Last summer, President Obama announced plans to revisit rules for overtime pay, and so he has:
The Obama administration will unveil a new rule Wednesday that would make millions of middle-income workers eligible for overtime pay, a move that delivers a long-sought victory for labor groups.Naturally, just as they did when the President first proposed a change, employers are pitching a fit about it:
The regulations, which were last updated more than a decade ago, would let full-time salaried employees earn overtime if they make up to $47,476 a year, more than double the current threshold of $23,660 a year. The Labor Department estimates that the rule would boost the pockets of 4.2 million additional workers.
The move caps a long-running effort by the Obama administration to aid low- and middle-income workers whose paychecks have not budged much in the last few decades, even as the top earners in America have seen their compensation soar. The last update to the rules came in 2004, and Wednesday's announcement is the third update to the salary threshold for overtime regulations in 40 years.
"Along with health care reform this is one of the most important measures that the Obama administration has implemented to help middle-wage workers," said Jared Bernstein, a former chief economist to Vice President Biden and a senior fellow at the Center on Budget and Policy Priorities.
About 35 percent of full-time salaried employees will be eligible for time and a half when they work extra hours under the new rule, up significantly from the 7 percent who qualify under the current threshold, according to the Labor Department.
...The administration's rule would benefit women, minorities and young workers the most, according to estimates from the left-leaning Economic Policy Institute. The change will go into effect Dec. 1 of this year.
The shift was swiftly criticized by small business owners, nonprofit groups and universities that say they may have to switch some salaried workers to hourly positions to afford the new threshold.

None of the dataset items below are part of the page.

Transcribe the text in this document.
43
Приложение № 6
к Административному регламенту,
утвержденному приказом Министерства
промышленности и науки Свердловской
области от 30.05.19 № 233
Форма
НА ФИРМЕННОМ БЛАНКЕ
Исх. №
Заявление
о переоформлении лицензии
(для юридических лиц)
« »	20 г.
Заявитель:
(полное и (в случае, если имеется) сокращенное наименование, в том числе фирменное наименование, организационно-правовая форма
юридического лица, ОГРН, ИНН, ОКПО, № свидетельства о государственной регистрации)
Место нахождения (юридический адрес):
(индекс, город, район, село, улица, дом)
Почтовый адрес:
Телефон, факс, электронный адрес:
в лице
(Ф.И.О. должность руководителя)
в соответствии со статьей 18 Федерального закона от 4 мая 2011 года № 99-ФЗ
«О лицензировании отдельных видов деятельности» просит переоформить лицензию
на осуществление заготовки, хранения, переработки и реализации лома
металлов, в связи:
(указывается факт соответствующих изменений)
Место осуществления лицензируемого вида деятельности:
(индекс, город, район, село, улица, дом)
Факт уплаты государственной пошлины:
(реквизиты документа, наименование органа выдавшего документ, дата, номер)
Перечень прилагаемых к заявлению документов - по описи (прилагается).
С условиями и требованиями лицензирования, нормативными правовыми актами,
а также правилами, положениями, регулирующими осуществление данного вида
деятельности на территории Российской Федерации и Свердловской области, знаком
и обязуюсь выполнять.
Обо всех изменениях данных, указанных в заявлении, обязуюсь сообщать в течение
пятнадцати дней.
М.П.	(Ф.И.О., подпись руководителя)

And instead of seeing bigger paychecks, some salaried workers may be assigned fewer hours, they said.Which is entirely the point. Employers don't like the rule because it makes it harder for them to exploit workers for subjugation wages. And their concern trolling on behalf of their employees is mendacious bullshit: Their workers won't get "a demotion" unless their hours are cut. They won't lose "flexibility" unless their employers take it away.
"For many of these types of employees they're going to be viewing it as a demotion," said David French, senior vice president of government relations for the National Retail Federation. "They're going to have to clock in and clock out. They're no longer going to have flexibility at work."
But some labor groups and unions said the change was long overdue. Many people putting in 50 to 60 hours a week without overtime are actually earning less than the minimum wage when all of their hours are taken into account, they said.
So, you know, they could just not do that.
Of course, if they were inclined to do the right thing, we wouldn't need our President to issue guidelines that instruct employers to pay their employees a livable goddamn wage in the first place.